Так, именно это время стало временем все возраставшей славы Театра на Таганке. Думаю, не в последнюю очередь в силу того, что для Ю. Любимова метод эзопова языка был основополагающим. Важно было прорваться сквозь текст — например, сквозь «пугачевщину» Есенина — к идее освобождения, бунта против догм, неприятия огосударствления человека; сквозь текст Брехта — к размышлениям о нашем больном обществе, искажающем человеческую природу («Добрый человек из Сезуана»), об ответственности интеллигенции и ответственности перед интеллигенцией («Галилей»); в тексте романа Булгакова стократно усилить аллюзии со сталинщиной, с нашей жизнью. «Борис Годунов» кричал о бесправии и податливости народа, и я прекрасно понимаю, почему этот «эзопов» спектакль, взрывоопасный в те времена в каждом эпизоде, был запрещен. Правда, ныне из него самим изменившимся временем вынуты сопротивление режиму, аллюзионность, язык. Теперь, в новую эпоху, зритель в этом не нуждается, и спектакль не имеет того ошеломляющего успеха, который сопровождал бы его еще несколько лет тому назад.
На эзоповом языке разговаривали со зрителем — каждый по-своему, конечно же, — А. Эфрос и М. Захаров, О. Ефремов и М. Розовский.
Кризис театра, о котором — недружно, но одновременно — толкуют театральные критики, гоже порожден прежде всего сменой речи, ненужностью эзопова языка, вошедшего в состав крови современных деятелей театра.

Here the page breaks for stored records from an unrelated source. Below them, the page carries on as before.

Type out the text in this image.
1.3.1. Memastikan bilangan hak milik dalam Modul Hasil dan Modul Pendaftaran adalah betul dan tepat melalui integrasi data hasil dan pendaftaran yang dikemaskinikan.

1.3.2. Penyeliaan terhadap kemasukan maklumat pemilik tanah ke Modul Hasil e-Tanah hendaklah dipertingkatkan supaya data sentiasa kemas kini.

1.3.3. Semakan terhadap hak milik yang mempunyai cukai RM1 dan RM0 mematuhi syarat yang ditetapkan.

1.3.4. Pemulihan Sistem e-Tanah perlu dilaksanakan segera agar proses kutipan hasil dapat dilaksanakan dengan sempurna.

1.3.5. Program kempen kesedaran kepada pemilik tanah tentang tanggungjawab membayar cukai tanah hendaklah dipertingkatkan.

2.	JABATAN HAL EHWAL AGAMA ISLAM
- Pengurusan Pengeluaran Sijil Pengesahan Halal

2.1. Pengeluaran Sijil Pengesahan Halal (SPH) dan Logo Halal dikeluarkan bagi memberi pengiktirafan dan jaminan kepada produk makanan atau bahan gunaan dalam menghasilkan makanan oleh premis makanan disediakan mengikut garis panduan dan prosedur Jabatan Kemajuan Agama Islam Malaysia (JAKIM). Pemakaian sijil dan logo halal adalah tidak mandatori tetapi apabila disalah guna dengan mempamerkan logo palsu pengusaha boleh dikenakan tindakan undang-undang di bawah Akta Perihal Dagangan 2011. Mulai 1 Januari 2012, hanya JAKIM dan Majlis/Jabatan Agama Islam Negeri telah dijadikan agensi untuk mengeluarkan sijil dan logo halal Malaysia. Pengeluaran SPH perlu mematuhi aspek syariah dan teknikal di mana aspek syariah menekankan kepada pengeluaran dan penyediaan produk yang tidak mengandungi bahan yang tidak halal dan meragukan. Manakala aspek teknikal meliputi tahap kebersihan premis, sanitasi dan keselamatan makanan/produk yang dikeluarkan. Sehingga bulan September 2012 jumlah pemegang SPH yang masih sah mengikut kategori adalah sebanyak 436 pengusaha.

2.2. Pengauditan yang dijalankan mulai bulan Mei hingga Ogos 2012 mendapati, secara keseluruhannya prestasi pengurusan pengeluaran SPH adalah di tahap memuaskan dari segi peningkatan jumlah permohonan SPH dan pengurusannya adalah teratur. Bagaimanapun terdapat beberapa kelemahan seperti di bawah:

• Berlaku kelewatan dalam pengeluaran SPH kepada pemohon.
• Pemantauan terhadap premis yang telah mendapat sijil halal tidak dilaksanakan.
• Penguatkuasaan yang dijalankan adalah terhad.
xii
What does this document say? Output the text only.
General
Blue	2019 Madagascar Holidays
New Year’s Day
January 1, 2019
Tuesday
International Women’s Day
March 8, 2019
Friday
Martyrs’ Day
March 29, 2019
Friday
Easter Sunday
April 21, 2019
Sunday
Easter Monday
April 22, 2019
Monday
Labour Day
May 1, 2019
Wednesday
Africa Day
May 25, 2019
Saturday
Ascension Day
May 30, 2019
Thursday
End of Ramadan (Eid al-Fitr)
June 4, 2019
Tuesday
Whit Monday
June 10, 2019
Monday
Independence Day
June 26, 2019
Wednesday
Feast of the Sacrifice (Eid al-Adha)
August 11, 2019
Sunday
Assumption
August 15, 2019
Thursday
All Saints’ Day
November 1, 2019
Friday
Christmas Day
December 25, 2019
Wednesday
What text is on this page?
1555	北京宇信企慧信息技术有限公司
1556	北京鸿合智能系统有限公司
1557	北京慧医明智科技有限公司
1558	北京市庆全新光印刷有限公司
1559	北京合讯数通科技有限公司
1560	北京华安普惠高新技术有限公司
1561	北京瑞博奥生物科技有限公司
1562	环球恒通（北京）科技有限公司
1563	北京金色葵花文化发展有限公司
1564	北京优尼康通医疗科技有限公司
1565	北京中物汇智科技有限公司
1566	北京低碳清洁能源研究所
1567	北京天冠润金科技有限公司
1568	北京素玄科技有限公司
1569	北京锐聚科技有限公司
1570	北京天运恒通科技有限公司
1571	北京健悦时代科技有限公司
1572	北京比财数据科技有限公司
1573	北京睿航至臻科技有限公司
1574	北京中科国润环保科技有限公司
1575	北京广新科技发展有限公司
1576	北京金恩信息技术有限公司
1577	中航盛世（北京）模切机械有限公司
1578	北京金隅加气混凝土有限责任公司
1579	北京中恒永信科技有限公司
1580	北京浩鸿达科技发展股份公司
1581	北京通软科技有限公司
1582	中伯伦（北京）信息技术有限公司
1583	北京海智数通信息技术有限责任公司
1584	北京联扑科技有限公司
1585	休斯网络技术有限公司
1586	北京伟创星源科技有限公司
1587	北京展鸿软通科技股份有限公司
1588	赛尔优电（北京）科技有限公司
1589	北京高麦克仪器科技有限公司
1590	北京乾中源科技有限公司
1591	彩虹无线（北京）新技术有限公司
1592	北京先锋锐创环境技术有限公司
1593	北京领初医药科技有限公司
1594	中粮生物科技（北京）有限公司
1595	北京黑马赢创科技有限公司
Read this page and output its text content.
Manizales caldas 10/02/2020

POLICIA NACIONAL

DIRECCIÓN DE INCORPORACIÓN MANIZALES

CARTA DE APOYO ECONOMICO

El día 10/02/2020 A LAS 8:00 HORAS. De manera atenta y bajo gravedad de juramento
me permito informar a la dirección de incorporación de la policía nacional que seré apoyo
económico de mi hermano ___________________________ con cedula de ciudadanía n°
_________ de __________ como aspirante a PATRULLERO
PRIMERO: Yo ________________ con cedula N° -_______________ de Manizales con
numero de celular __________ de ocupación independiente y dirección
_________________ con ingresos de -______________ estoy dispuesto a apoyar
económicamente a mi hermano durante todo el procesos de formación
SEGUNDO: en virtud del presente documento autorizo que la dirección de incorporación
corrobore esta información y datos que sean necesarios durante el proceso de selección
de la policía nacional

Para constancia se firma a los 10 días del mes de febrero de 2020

Помочь преодолению кризиса может и «новое табу»… Например, табу на какие-то современные события. И лучшим спектаклем сезона, по мнению многих критиков, стал «Мудрец» в Театре Ленинского комсомола, поставленный М. Захаровым по обновленному рецепту «эзопова языка» с инкрустацией новых «достижений» эпохи гласности — например, актера на сцене в чем мать родила… Но вернемся во времена «застоя».
Цензурные рогатки сыграли роль стилистического фермента в развитии русской литературы. О парадоксально-позитивном влиянии цензуры на литературу в 1978 г. размышлял И. Бродский: «Аппарат давления, цензуры, подавления оказывается… полезным литературе. Если имеет место цензура, а в России цензура имеет место, дай Бос! — то человеку необходимо ее обойти, то есть цензура невольно обусловливает ускорение метафорического языка. Человек, который говорил бы в нормальных условиях нормальным эзоповым языком, говорит эзоповым языком в третьей степени. Это замечательно, и за это цензуру нужно благодарить» (Бродский И. «Язык — единственный авангардист». «Русская мысль», 1978, 26 января). Другую мысль — и другими словами, с другими оттенками, но сходную по изначальному пункту, высказал и А. Кушнер одиннадцать лет спустя: «Свободомыслие… может декларироваться, быть открыто заявленным, подобно цветам на фруктовом дереве, а может содержаться внутри стиха, как сок в апельсине: поэтическое слово многозначно, разогрето ритмом, его метафорическая сущность помогает ему легче преодолевать идеологические барьеры» («Противостояние». «ЛГ», 1989, 9 августа).
Перед самым «закатом застоя» Государственную премию СССР получил сборник В. Соколова «Сюжет», в одном из стихотворений которого словно оживают цветы на дереве, о которых говорит Кушнер. Сиреневому кусту уподобляет В. Соколов нереализованную поэтическую силу, тающую у поэта «шагреневой кожей» под натиском прямо не названной цензуры:
Вот распространенный сюжет «тайной беды» наших поэтов, на которую отозвался Д. Самойлов («Стихи читаю Соколова»)… Но, как ни выкорчевывали этот куст, он все же выстоял — и даже цвел, несмотря на идеологические заморозки. Поэты искали каждый свою, но внятную друг другу — и внимательному читателю — языковую систему. Тем более что язык русский от воздействия языка официального, так называемого «языка межнационального общения» (а лучше оруэлловское определение — новояза), оскудевал, словарь его вымывался.